The researchers then identified a series of events associated with PCBP1, AARS2, and heart muscle disease. When PCBP1 is missing, the genetic message from AARS2 is processed incorrectly, leading to AARS2-associated cardiomyopathy seen in human patients. The result is that mitochondrial activity is disrupted, reducing the cell’s energy supply. In an attempt to compensate, heart cells switch on stress signals that cause further damage.
The researchers also used human induced pluripotent stem cells (iPSCs), reprogrammed adult cells, to create heart muscle cells in the laboratory. When they turned off PCBP1, they saw similar effects in mitochondria, suggesting that the same process occurs in human cells.
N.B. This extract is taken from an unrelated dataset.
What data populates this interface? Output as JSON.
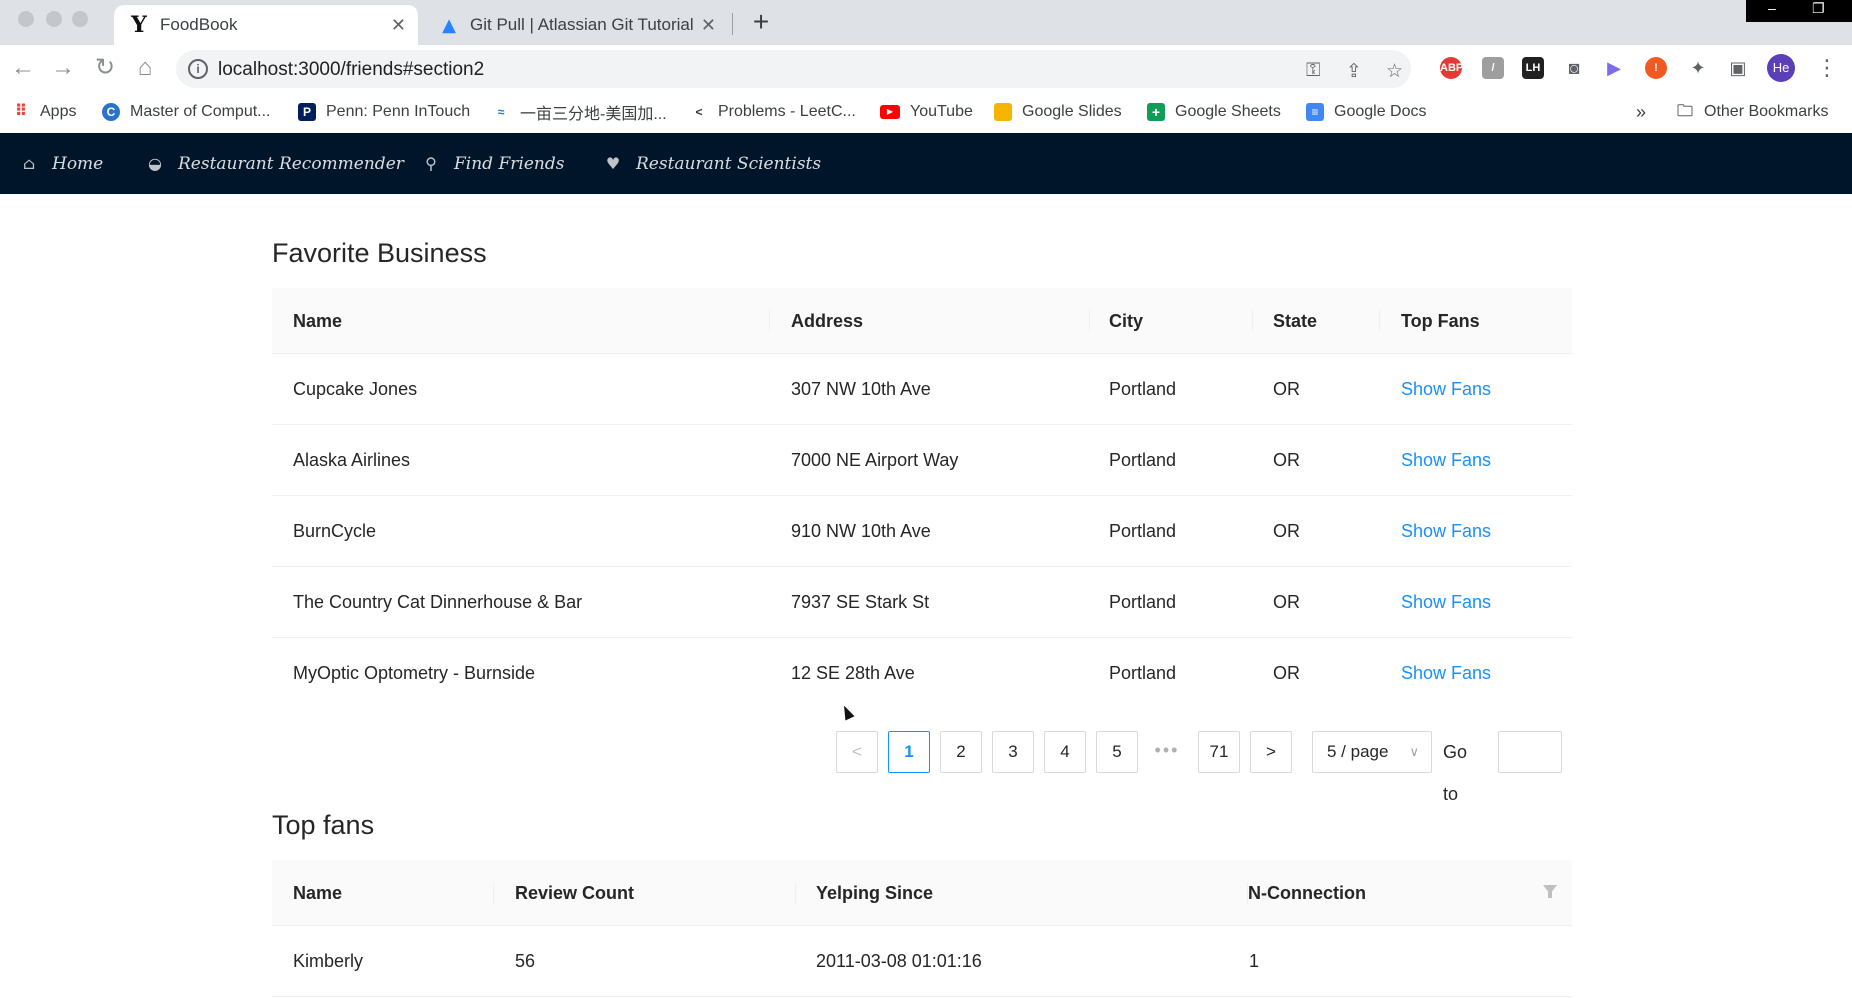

comprehensive treatment capability
In addition to revealing key details about the mechanisms behind AARS2-related cardiomyopathy, the study produced a mouse model of the condition that will make it easier to study. Lu and his team are now exploring potential treatments in both mice and iPSCs.
They are also investigating whether a similar approach could help treat other diseases where mitochondrial problems damage the heart, brain, lungs or kidneys.
“We think what we found in the heart can apply to many of these organs, because the root cause—mitochondrial dysfunction—is the same,” Lu said.
Lu’s collaborators include his former mentor Da-Zhi Wang, PhD, of the University of South Florida, and Hong Chen, PhD, of Boston Children’s Hospital and Harvard Medical School; George Porter, MD, PhD, from the University of Rochester Medical Center, a pediatric cardiologist who led the analysis of mitochondrial function; Frank Conlon, PhD, from the University of North Carolina at Chapel Hill, who led the proteomics analysis; and Jesse Huang, PhD, of the Keck School of Medicine of USC, who helped create the iPSC-based model.